Having a travel plot months before the Holy Week was something I joyfully looked forward when I started marking my calendar before the final day. However, as I counted the days, things weren’t going the way I intended it. I had to cancel my Vigan and Pagudpud trips because my friends blew off our original plan. This had prompted me to travel alone. Also, I haven’t tried traveling solo, so it was a good opportunity for me to do such.

Reading blogs about Pangasinan enticed me to beach-hop in the province. Drawing fervor from it, I started to arrange new travel itinerary. I bought map and prepared stuff that I would need while I joined vacationers taking time of the long weekend to be with their families.

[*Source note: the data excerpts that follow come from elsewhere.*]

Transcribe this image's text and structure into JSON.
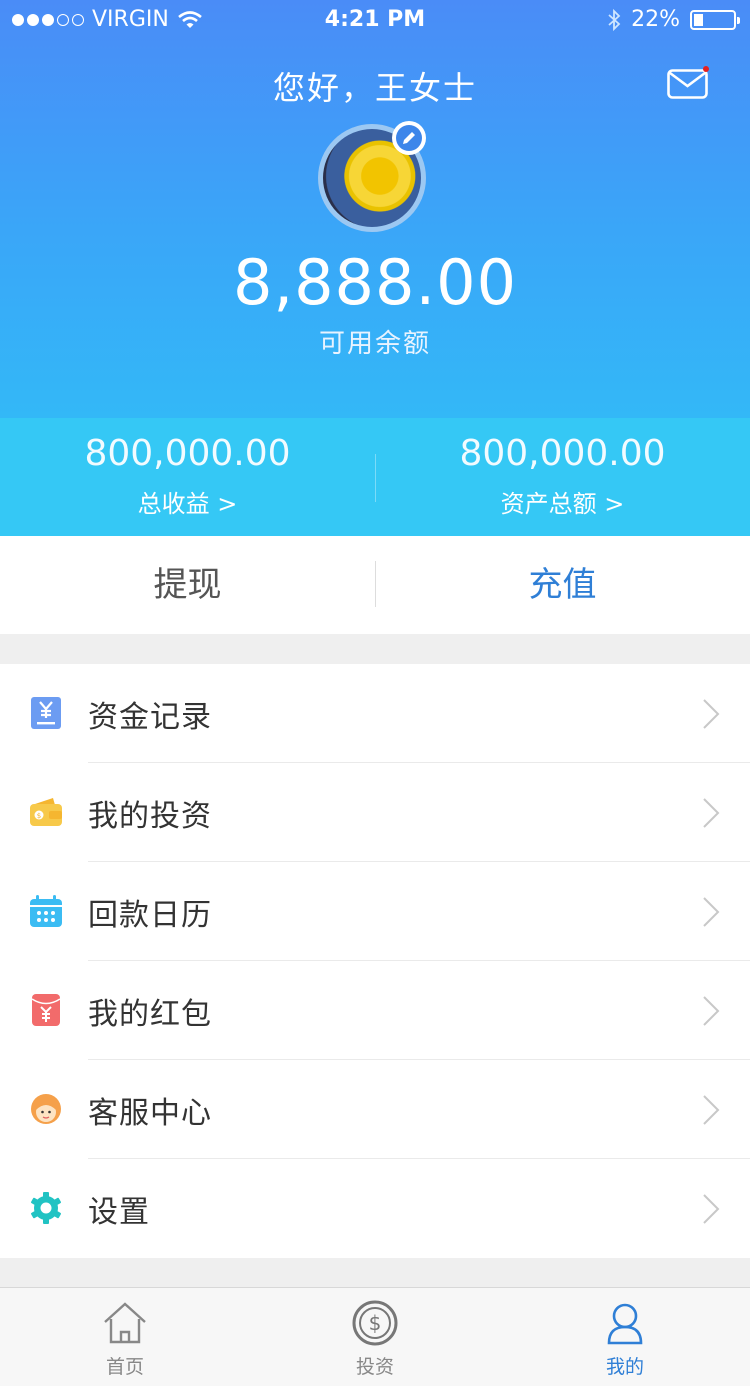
{
  "status_bar": {
    "carrier": "VIRGIN",
    "time": "4:21 PM",
    "battery": "22%"
  },
  "header": {
    "greeting": "您好，王女士",
    "balance": "8,888.00",
    "balance_label": "可用余额"
  },
  "stats": [
    {
      "value": "800,000.00",
      "label": "总收益 >"
    },
    {
      "value": "800,000.00",
      "label": "资产总额 >"
    }
  ],
  "actions": {
    "withdraw": "提现",
    "recharge": "充值"
  },
  "menu": [
    {
      "label": "资金记录",
      "icon": "fund-record-icon",
      "color": "#6c9cf2"
    },
    {
      "label": "我的投资",
      "icon": "wallet-icon",
      "color": "#f7c94a"
    },
    {
      "label": "回款日历",
      "icon": "calendar-icon",
      "color": "#3bbcf3"
    },
    {
      "label": "我的红包",
      "icon": "red-packet-icon",
      "color": "#f26b6b"
    },
    {
      "label": "客服中心",
      "icon": "customer-service-icon",
      "color": "#f5a04a"
    },
    {
      "label": "设置",
      "icon": "settings-icon",
      "color": "#21c3c3"
    }
  ],
  "tabbar": [
    {
      "label": "首页",
      "icon": "home-icon",
      "active": false
    },
    {
      "label": "投资",
      "icon": "invest-icon",
      "active": false
    },
    {
      "label": "我的",
      "icon": "profile-icon",
      "active": true
    }
  ],
  "colors": {
    "accent": "#2f7fd6",
    "header_top": "#4a8cf7",
    "stats_bg": "#35c8f5",
    "notify_dot": "#e62020"
  }
}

Holy Week has always been the time for our family to get together. My relatives from Manila and other parts of Luzon usually go to Zambales during this season. The moment my mom knew about my plans to travel to Pangasinan just by myself, she immediately asked me to go home first before embarking on my journey. At first, I was tenacious in saying NO. But when my mom begged and when I heard my dog barked over the phone (which I knew one of mom’s ways to convince me) I retracted my first  answer. Besides, it’s easy to cross Pangasinan from Zambales.

New plan: 1 day in Zambales, 2 days in Pangasinan. Three days will be spent for beach and island hopping.

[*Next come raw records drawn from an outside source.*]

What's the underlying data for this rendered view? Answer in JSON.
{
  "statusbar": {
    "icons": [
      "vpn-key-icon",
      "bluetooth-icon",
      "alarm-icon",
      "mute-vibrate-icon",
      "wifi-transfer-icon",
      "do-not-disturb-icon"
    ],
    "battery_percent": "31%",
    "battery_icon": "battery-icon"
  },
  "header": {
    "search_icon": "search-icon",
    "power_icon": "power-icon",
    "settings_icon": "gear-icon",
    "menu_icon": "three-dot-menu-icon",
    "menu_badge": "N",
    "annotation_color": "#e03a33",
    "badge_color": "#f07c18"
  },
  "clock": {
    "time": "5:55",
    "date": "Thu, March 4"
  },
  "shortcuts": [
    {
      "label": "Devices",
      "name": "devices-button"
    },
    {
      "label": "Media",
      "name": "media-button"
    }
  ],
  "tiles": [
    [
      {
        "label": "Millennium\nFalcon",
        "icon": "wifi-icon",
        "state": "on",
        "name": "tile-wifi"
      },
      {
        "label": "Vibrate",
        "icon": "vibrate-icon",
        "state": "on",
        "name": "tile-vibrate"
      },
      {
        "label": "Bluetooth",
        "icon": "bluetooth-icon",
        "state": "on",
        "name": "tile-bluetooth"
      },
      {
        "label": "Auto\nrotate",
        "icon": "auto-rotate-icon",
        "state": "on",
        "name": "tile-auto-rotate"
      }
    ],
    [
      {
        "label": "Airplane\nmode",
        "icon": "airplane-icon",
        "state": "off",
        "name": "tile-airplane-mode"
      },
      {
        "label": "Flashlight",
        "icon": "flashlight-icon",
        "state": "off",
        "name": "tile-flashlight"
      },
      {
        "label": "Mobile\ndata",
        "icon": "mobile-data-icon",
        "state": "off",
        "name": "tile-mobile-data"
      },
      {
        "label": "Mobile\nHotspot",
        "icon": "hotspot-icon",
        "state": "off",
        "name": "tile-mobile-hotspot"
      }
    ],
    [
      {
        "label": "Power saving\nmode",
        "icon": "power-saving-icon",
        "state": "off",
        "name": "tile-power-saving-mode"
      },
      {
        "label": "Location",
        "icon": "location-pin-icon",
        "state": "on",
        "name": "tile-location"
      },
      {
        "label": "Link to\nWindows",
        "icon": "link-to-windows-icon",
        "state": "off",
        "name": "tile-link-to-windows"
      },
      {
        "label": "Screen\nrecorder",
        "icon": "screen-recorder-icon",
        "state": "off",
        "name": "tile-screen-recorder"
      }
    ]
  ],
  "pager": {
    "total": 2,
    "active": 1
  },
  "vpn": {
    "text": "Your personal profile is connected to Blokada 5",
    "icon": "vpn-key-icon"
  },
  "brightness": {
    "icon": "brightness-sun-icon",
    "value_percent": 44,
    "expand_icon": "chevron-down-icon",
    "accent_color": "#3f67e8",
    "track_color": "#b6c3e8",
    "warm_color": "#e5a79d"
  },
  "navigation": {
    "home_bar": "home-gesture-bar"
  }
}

When I was packing my things a day before Maundy Thursday, I felt that there was an inner voice bugging me. I didn’t know who and why. To put it simply, I wasn’t at ease. I thought it was just one of the apprehensions of a sole traveler. I took a second look at my itinerary and everything seemed okay. I’ve been traveling few months before Holy Week but I haven’t been that disturbed. And what was more troubling was the growing uneasiness inside. It was really different. (I know some point in your life you also experience that there’s wrong about something but you cannot decipher what and why).

I was beginning to ask myself: should I continue? The thought ignited more discomfort since I didn’t want to ruin my whole plan. I immediately scrapped the idea, left packing and opened Facebook and Twitter. Upon reading Facebook statuses and Twitter updates about Visita Iglesia and the mere thought of including the same activity in my itinerary pacified the apprehension I had moments ago. After checking my travel plan again, I realized that I didn’t include a church visit on Season of Lent. It was supposed to be His time but I was there very ecstatic fulfilling my personal quests without even giving time for Him. Right then and there I recognized who it was tapping me—it was Him. And it signaled a more rewarding vacation with Visita Iglesia as my priority on Maundy Thursday.

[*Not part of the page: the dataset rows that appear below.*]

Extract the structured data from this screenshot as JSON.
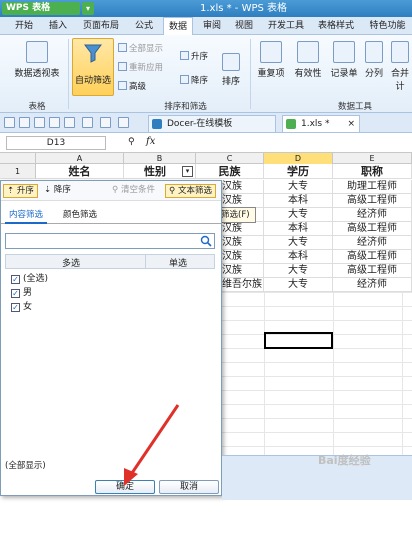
{
  "app": {
    "logo_text": "WPS 表格",
    "window_title": "1.xls * - WPS 表格"
  },
  "menu": {
    "tabs": [
      "开始",
      "插入",
      "页面布局",
      "公式",
      "数据",
      "审阅",
      "视图",
      "开发工具",
      "表格样式",
      "特色功能"
    ],
    "active": "数据"
  },
  "ribbon": {
    "pivot": "数据透视表",
    "autofilter": "自动筛选",
    "show_all": "全部显示",
    "reapply": "重新应用",
    "advanced": "高级",
    "sort_asc": "升序",
    "sort_desc": "降序",
    "sort": "排序",
    "duplicates": "重复项",
    "validity": "有效性",
    "record_form": "记录单",
    "split": "分列",
    "consolidate": "合并计",
    "group_table": "表格",
    "group_sort_filter": "排序和筛选",
    "group_data_tools": "数据工具"
  },
  "doc_tabs": [
    {
      "label": "Docer-在线模板"
    },
    {
      "label": "1.xls *"
    }
  ],
  "formula_bar": {
    "cell_ref": "D13",
    "fx": "fx"
  },
  "columns": [
    "A",
    "B",
    "C",
    "D",
    "E"
  ],
  "sheet": {
    "row1_number": "1",
    "headers": [
      "姓名",
      "性别",
      "民族",
      "学历",
      "职称"
    ],
    "col_c_visible": [
      "汉族",
      "汉族",
      "汉族",
      "汉族",
      "汉族",
      "汉族",
      "汉族",
      "维吾尔族"
    ],
    "col_d": [
      "大专",
      "本科",
      "大专",
      "本科",
      "大专",
      "本科",
      "大专",
      "大专"
    ],
    "col_e": [
      "助理工程师",
      "高级工程师",
      "经济师",
      "高级工程师",
      "经济师",
      "高级工程师",
      "高级工程师",
      "经济师"
    ]
  },
  "tooltip": "文本筛选(F)",
  "filter_panel": {
    "asc": "升序",
    "desc": "降序",
    "clear": "清空条件",
    "text_filter": "文本筛选",
    "tab_content": "内容筛选",
    "tab_color": "颜色筛选",
    "search_value": "",
    "col_multi": "多选",
    "col_single": "单选",
    "items": [
      {
        "label": "(全选)",
        "checked": true
      },
      {
        "label": "男",
        "checked": true
      },
      {
        "label": "女",
        "checked": true
      }
    ],
    "status": "(全部显示)",
    "ok": "确定",
    "cancel": "取消"
  },
  "watermark": "Bai度经验",
  "colors": {
    "accent": "#2f7fc0",
    "highlight": "#ffd05a",
    "arrow": "#e0302a"
  }
}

Visita Iglesia is another term for Church Visit. This tradition started in Rome during ancient times. Early Christians visit 7 churches which they believe an act of repentance. But in the Philippines, Filipinos do not only visit 7 churches, some visit as much as 14 churches, in consonance with the 14 Stations of the Cross.

I visited all the Parish Churches of each town of Zambales. Coincidentally, Zambales has 14 towns. So I completed the 14 Stations of the Cross without any intention of following the tradition of devout Catholic believers.

Pictures below are the churches of each town

St. Joseph reminds me of my brother because my brother was named after him.

St. Nicholas church is the closest to my heart not only because it’s situated in my hometown but more than that, it also honed my character as a Christian through words and actions. I studied at St. Nicholas Academy for three years during my secondary years. Apart from sharpening my knowledge, the institution also taught me to be morally upright and live with the value of Christianity.

The situation of this church saddened me. Some of the locals have built flea market just in front of it making the church unnoticeable. Some even attached ropes of their stores to the fence of the church. I hope next time people would clear the area to show respect to His home.

This is my favorite among the 14 churches I visited. Its remoteness coupled with its (small) size makes the place very solemn.